Employees 'more of a worry than terrorists'

IT directors are more concerned about the security threat posed to systems by staff than by terrorist attacks, according to new research

Employee blunders and hardware and software failures are more of a worry for IT directors than the much-hyped threat of terrorism when it comes to disaster recovery planning, according to a new survey.

Half of the 877 IT directors interviewed for the research cited human-related issues -- accidental errors and malicious behaviour -- as the main threat to the security of their business. Almost two-thirds also cited hardware failure, while 59 per cent said software failure and viruses are a significant threat.

But only a quarter said terrorism is a major concern, and natural disasters such as floods were hardly mentioned by respondents.

Lindsey Armstrong, senior VP for Europe at Veritas, said in a statement: "What is surprising about this research is the fact that despite the recent obsessive concern with the threat of international terrorism, technology-related threats and potential human errors are still far more in the forefront of people's minds."

Worryingly almost a quarter admitted to not physically testing their disaster recovery plans at all and of those that do 37 per cent test only once a year. Yet 80 per cent said they had experienced unplanned downtime in the past year, with over a quarter suffering downtime on a quarterly basis or more. And 14 per cent had a system outage of between 24 and 48 hours, with 16 per cent of those suffering major data loss as a result.

Time, lack of budget and disruption to employees were the top three reasons given for not testing recovery plans.

IT departments are also putting their recovery plans at risk by not storing them securely, in many cases. Seventy per cent keep the plans in their main data centre, which isn't much use if it burns down. Only 20 per cent stored them away from the data centre and only 15 per cent store them offsite at a secure third-party location. An absent-minded 5 per cent admitted they had no idea where the plans are kept in the first place.

And despite the potential damage of a major failure, disaster recovery is being left to the IT departments to handle with the board taking little interest in the area. Responsibility is handed to the departmental IT manager in 56 per cent of cases and the divisional IT manager in 28 per cent of cases, while the CIO, CTO or IT director are responsible for disaster recovery in 22 per cent of cases.

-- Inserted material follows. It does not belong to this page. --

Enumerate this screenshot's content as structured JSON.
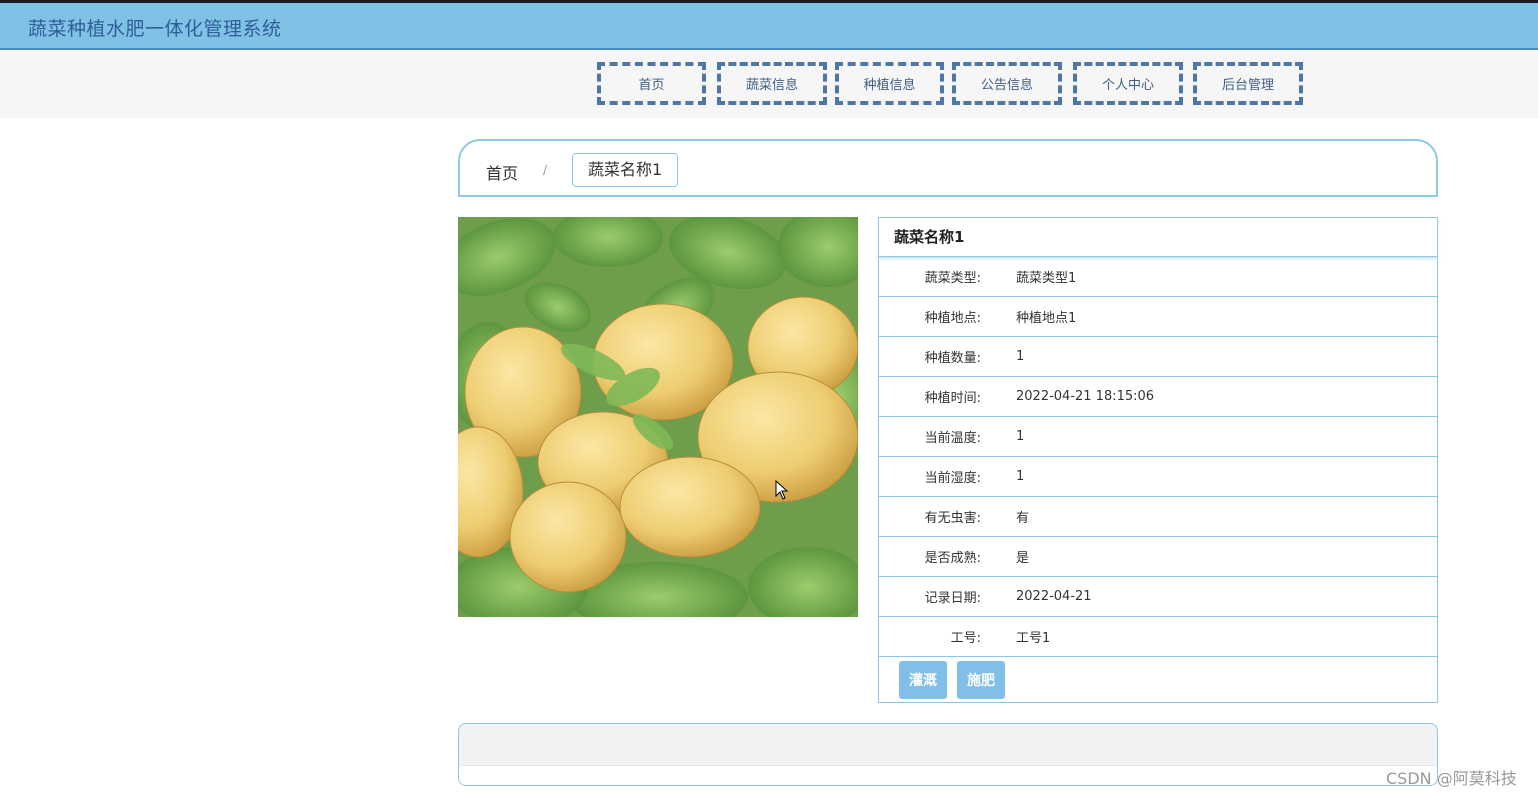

Armstrong said: "Disaster recovery planning is fundamental to any organisation that is serious about its survival. Putting the security of data solely on the shoulders of the IT department isn't enough. In order to make the right business decisions about where budgets are allocated, what level of risk is involved in each area of the business and have a proper understanding of what is at risk if downtime occurs, the board must get involved. Shareholder value depends on the security of the company's data."

The annual survey was carried out by Dynamic Markets for Veritas. The research was conducted in large organisations with over 500 staff in the US, UK, France, Germany, Benelux, Spain, Sweden, Switzerland, South Africa, Austria, Poland, the Middle East, and Italy.